Lütfen bekleyin..
Munzur Haber / Aleviler: Sivas için adaleti devletten beklemiyoruz

Aleviler: Sivas için adaleti devletten beklemiyoruz

01 Temmuz 2016, 16:43

Üzerinden 23 yıl geçen Sivas katliamının yıldönümü olan 2 Temmuz günü Madımak Oteli önünde bir araya gelecek Aleviler, katliamın sorumlusu olan devletten adalet beklemediklerini belirterek, tüm demokratik kesimleri adalet ve toplumsal yüzleşmenin yaşanması için alanlara çağırdı.

23 yıl önce aralarında yazar, şair, sanatçı ve birçok aydının bulunduğu 33 can Madımak Oteli’nde vahşici yakılarak katledildi. Onlar kendilerinden 400 yıl önce yaşayan pirleri olan Pir Sultan Abdal’ı anmak için oradaydı. Aziz Nesin, Asaf Koçak, Edibe Sulari, Behçet Aysan, Metin Altıok, Uğur Kaynar, Hasret Gültekin, Nesimi Çimen, Asım Bezirci ve daha pek çok şair, yazar, sanatçı ve düşünür şenlikler için Sivas’a gelmişlerdi.

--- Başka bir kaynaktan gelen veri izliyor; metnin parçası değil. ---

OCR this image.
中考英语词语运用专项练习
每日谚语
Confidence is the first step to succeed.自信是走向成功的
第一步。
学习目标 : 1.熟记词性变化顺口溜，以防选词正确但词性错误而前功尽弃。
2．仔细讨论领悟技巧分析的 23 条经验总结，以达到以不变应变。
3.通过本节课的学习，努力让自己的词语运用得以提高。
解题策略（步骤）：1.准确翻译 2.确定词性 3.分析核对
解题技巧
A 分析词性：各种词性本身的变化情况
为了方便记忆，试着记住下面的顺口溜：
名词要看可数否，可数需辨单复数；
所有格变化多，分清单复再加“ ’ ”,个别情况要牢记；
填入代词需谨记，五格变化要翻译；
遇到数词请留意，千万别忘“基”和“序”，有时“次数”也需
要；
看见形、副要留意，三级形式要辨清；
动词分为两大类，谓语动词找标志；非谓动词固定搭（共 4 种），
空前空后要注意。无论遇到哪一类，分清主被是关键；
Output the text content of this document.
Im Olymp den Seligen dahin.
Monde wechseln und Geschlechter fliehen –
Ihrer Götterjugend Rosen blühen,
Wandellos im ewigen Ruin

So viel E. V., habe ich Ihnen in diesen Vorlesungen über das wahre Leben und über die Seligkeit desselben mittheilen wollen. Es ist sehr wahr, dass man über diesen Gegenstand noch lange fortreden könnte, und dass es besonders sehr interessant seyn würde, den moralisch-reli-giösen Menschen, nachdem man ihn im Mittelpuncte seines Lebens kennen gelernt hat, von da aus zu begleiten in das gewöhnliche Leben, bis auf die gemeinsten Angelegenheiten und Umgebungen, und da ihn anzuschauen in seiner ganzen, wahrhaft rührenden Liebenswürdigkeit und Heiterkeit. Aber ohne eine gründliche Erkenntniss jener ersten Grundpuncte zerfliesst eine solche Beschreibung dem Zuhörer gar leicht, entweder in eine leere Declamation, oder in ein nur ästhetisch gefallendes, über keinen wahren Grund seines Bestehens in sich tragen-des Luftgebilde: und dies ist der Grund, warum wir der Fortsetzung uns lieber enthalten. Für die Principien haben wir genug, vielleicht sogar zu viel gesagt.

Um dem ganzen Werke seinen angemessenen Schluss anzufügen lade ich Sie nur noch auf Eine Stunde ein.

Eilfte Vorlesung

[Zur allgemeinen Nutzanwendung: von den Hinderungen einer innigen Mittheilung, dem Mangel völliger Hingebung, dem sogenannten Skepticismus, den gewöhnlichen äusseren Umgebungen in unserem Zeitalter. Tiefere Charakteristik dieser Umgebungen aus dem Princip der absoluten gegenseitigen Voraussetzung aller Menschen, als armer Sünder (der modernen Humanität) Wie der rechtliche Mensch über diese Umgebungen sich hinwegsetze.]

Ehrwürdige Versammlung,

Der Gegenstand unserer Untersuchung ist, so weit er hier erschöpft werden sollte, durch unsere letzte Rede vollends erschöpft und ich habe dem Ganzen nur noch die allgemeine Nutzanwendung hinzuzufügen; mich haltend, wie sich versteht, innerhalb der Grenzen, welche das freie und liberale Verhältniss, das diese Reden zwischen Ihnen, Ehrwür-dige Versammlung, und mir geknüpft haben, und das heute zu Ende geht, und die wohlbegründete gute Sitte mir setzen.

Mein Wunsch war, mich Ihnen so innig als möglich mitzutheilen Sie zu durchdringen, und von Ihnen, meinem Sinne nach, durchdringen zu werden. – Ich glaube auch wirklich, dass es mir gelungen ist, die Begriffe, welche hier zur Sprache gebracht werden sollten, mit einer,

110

Provokasyon bir gün önce başladı

Katliama giden provokasyon 1 Temmuz günü Buruciye Medresesi’nde yapılan imza-söyleşiyi etkinliğinde başladı. O gün “Allah’ın beytine ve kitabı Kuran’a alçakça küfredilmek ve müminlerin izzet ve namuslarına saldırmaktadır” gibi tahrik dolu ilanlar basılıp evlere dağıtıldı. 2 Temmuz günü ise Cuma Namazı’ndan çıkan gruplar, Madımak Oteli’ne saldırmaya başladı. Saatlerce süren saldırıya ne polis ne de asker müdahale etti. Tam 8 saat otelin içerisinde kalanlar yardım istedi. Devletin en üst kademelerine ulaşıldı ancak katliamı durdurmak için hiçbir girişimde bulunulmadı. 2 Temmuz akşamı 33 can ve 2 otel görevlisi yaşamını yitirdi. 8 saat boyunca olaylara müdahale etmeyen devlet, saldırganlar valiliğe yönelince gruba müdahale etmeye başladı ve bu müdahale sırasında 2 saldırgan hayatını kaybetti.

Ateşe semah duran 33 can arasında en yaşlısı 66 yaşındaki Asım Bezirci, en genç olanı folklor gösterisi için Sivas’a giden 12 yaşındaki Koray Kaya’ydı.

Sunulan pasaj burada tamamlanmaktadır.